Persian Empires Since the Achaemenids
Fri 27 Sep 2024, 7:00 pm - 9:00 pm
The philosopher Georg Hegel trumpeted the Achaemenids as launching the historical process by creating the earliest empire in the modern sense of rule over a number of peoples. Cyrus established this great empire, from the Indus to the Aegean Sea, before the unification of China or the expansion of Rome. The Arabs might have conquered the subsequent empire of the Sasanids but Persia supplied the materials for Islam, as the Greeks and Romans did for Christendom. This lecture offers an introduction to the course of empire in Persia (Iran since the 1920s).
Event Information
Price: £10.00
Course Weeks: 1
Room: Kincaid Hall
Campaign: Autumn Term 2024
Your Tutor
Name: Michael Williams
Bio: Michael Williams has an undergraduate degree in History and an MSc in Politics.

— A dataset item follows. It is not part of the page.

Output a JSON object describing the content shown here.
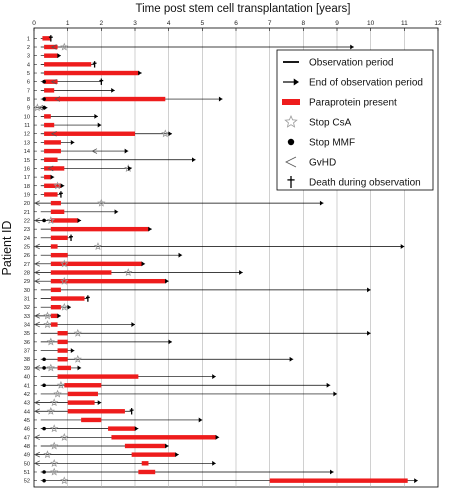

For 21 years he worked as a ministerial adviser in Whitehall before leaving for academic life in 1995. He spent another 26 years teaching a great variety of courses in different universities until retiring in 2021. He’s been teaching courses on politics and history at the Settlement for several years. He published a book on Britain since 1867 in 2000 and a family memoir in 2022. Michael is currently working on a sequel.